Personal information
- Born: 23 November 2001 (age 24) Bourg-Saint-Maurice, France
- Height: 1.58 m (5 ft 2 in)
- Weight: 51 kg (112 lb)

Sport
- Country: France
- Sport: Freestyle skiing
- Event: Big air
- Club: C.S La Plagne

Medal record
Women's freestyle skiing
Representing France
Olympic Games
| Silver medal – second place | 2022 Beijing | Big air |
World Championships
| Gold medal – first place | 2017 Sierra Nevada | Slopestyle |
| Gold medal – first place | 2019 Utah | Big air |
| Gold medal – first place | 2023 Bakuriani | Big air |
Winter X Games
| Gold medal – first place | 2019 Norway | Big air |
| Gold medal – first place | 2020 Aspen | Big air |
| Gold medal – first place | 2024 Aspen | Slopestyle |
| Gold medal – first place | 2022 Aspen | Slopestyle |
| Gold medal – first place | 2022 Aspen | Big air |
| Silver medal – second place | 2017 Aspen | Slopestyle |
| Silver medal – second place | 2017 Norway | Slopestyle |
| Silver medal – second place | 2023 Aspen | Big air |
| Bronze medal – third place | 2018 Aspen | Big air |

= Tess Ledeux =

French freestyle skier

Tess Ledeux (born 23 November 2001) is a French freestyle skier who competes internationally.

She competed for France at the FIS Freestyle Ski and Snowboarding World Championships 2017 in Sierra Nevada, Spain, where she won a gold medal in slopestyle. She participated at the FIS Freestyle Ski and Snowboarding World Championships 2019, winning a medal.

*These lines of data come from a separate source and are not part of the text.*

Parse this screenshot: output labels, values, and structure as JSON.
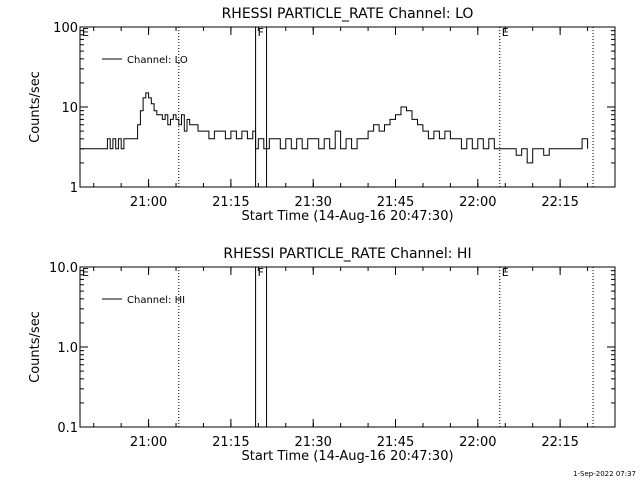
{
  "footer": {
    "timestamp": "1-Sep-2022 07:37"
  },
  "chart_data": [
    {
      "type": "line",
      "title": "RHESSI PARTICLE_RATE Channel: LO",
      "xlabel": "Start Time (14-Aug-16 20:47:30)",
      "ylabel": "Counts/sec",
      "yscale": "log",
      "ylim": [
        1,
        100
      ],
      "yticks": [
        "1",
        "10",
        "100"
      ],
      "xlim": [
        "20:47:30",
        "22:25:00"
      ],
      "xticks": [
        "21:00",
        "21:15",
        "21:30",
        "21:45",
        "22:00",
        "22:15"
      ],
      "legend": {
        "placement": "top-left",
        "entries": [
          "Channel: LO"
        ]
      },
      "marker_lines": [
        {
          "time": "21:05:30",
          "style": "dotted",
          "label": ""
        },
        {
          "time": "21:19:30",
          "style": "solid",
          "label": "F"
        },
        {
          "time": "21:21:30",
          "style": "solid",
          "label": ""
        },
        {
          "time": "22:04:00",
          "style": "dotted",
          "label": "E"
        },
        {
          "time": "22:21:00",
          "style": "dotted",
          "label": ""
        }
      ],
      "corner_labels": {
        "left": "E"
      },
      "series": [
        {
          "name": "Channel: LO",
          "x": [
            "20:47:30",
            "20:52:00",
            "20:52:30",
            "20:53:00",
            "20:53:30",
            "20:54:00",
            "20:54:30",
            "20:55:00",
            "20:55:30",
            "20:56:00",
            "20:56:30",
            "20:57:30",
            "20:58:00",
            "20:58:30",
            "20:59:00",
            "20:59:30",
            "21:00:00",
            "21:00:30",
            "21:01:00",
            "21:01:30",
            "21:02:00",
            "21:02:30",
            "21:03:00",
            "21:03:30",
            "21:04:00",
            "21:04:30",
            "21:05:00",
            "21:05:30",
            "21:06:00",
            "21:06:30",
            "21:07:00",
            "21:07:30",
            "21:08:00",
            "21:09:00",
            "21:10:00",
            "21:11:00",
            "21:12:00",
            "21:13:00",
            "21:14:00",
            "21:15:00",
            "21:16:00",
            "21:17:00",
            "21:18:00",
            "21:19:00",
            "21:19:30",
            "21:20:00",
            "21:21:00",
            "21:22:00",
            "21:23:00",
            "21:24:00",
            "21:25:00",
            "21:26:00",
            "21:27:00",
            "21:28:00",
            "21:29:00",
            "21:30:00",
            "21:31:00",
            "21:32:00",
            "21:33:00",
            "21:34:00",
            "21:35:00",
            "21:36:00",
            "21:37:00",
            "21:38:00",
            "21:39:00",
            "21:40:00",
            "21:41:00",
            "21:42:00",
            "21:43:00",
            "21:44:00",
            "21:45:00",
            "21:46:00",
            "21:47:00",
            "21:48:00",
            "21:49:00",
            "21:50:00",
            "21:51:00",
            "21:52:00",
            "21:53:00",
            "21:54:00",
            "21:55:00",
            "21:56:00",
            "21:57:00",
            "21:58:00",
            "21:59:00",
            "22:00:00",
            "22:01:00",
            "22:02:00",
            "22:03:00",
            "22:04:00",
            "22:05:00",
            "22:06:00",
            "22:07:00",
            "22:08:00",
            "22:09:00",
            "22:10:00",
            "22:11:00",
            "22:12:00",
            "22:13:00",
            "22:14:00",
            "22:15:00",
            "22:16:00",
            "22:17:00",
            "22:18:00",
            "22:19:00",
            "22:20:00"
          ],
          "y": [
            3,
            3,
            4,
            3,
            4,
            3,
            4,
            3,
            4,
            4,
            4,
            4,
            6,
            9,
            13,
            15,
            13,
            11,
            9,
            8,
            8,
            7,
            8,
            6,
            7,
            8,
            7,
            6,
            8,
            5,
            7,
            6,
            6,
            5,
            5,
            4,
            5,
            5,
            4,
            5,
            4,
            5,
            4,
            5,
            3,
            4,
            3,
            4,
            4,
            3,
            4,
            3,
            4,
            3,
            4,
            4,
            3,
            4,
            3,
            5,
            3,
            4,
            3,
            4,
            4,
            5,
            6,
            5,
            6,
            7,
            8,
            10,
            9,
            7,
            6,
            5,
            4,
            5,
            4,
            5,
            4,
            4,
            3,
            4,
            3,
            4,
            3,
            4,
            3,
            3,
            3,
            3,
            2.5,
            3,
            2,
            3,
            3,
            2.5,
            3,
            3,
            3,
            3,
            3,
            3,
            4,
            3
          ],
          "color": "#000000"
        }
      ]
    },
    {
      "type": "line",
      "title": "RHESSI PARTICLE_RATE Channel: HI",
      "xlabel": "Start Time (14-Aug-16 20:47:30)",
      "ylabel": "Counts/sec",
      "yscale": "log",
      "ylim": [
        0.1,
        10.0
      ],
      "yticks": [
        "0.1",
        "1.0",
        "10.0"
      ],
      "xlim": [
        "20:47:30",
        "22:25:00"
      ],
      "xticks": [
        "21:00",
        "21:15",
        "21:30",
        "21:45",
        "22:00",
        "22:15"
      ],
      "legend": {
        "placement": "top-left",
        "entries": [
          "Channel: HI"
        ]
      },
      "marker_lines": [
        {
          "time": "21:05:30",
          "style": "dotted",
          "label": ""
        },
        {
          "time": "21:19:30",
          "style": "solid",
          "label": "F"
        },
        {
          "time": "21:21:30",
          "style": "solid",
          "label": ""
        },
        {
          "time": "22:04:00",
          "style": "dotted",
          "label": "E"
        },
        {
          "time": "22:21:00",
          "style": "dotted",
          "label": ""
        }
      ],
      "corner_labels": {
        "left": "E"
      },
      "series": [
        {
          "name": "Channel: HI",
          "x": [],
          "y": [],
          "color": "#000000"
        }
      ]
    }
  ]
}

She has earned four gold medals at the Winter X Games: three in big air and one in slopestyle. At the 2022 X Games, she won two gold medals, in slopestyle and big air, becoming the first woman to land a double cork 1620 in competition.

Ledeux represented France at the 2022 Winter Olympics in Peking, China, winning a silver medal in the women's big air.

In March 2025, during one of the World Cup competitions, Ledeux crashed and suffered a concussion. She did not fully recover and had to miss the whole 2025–26 season including the Winter Olympics.

== Personal life ==
Tess Ledeux is the cousin of French freestyle skier Kevin Rolland.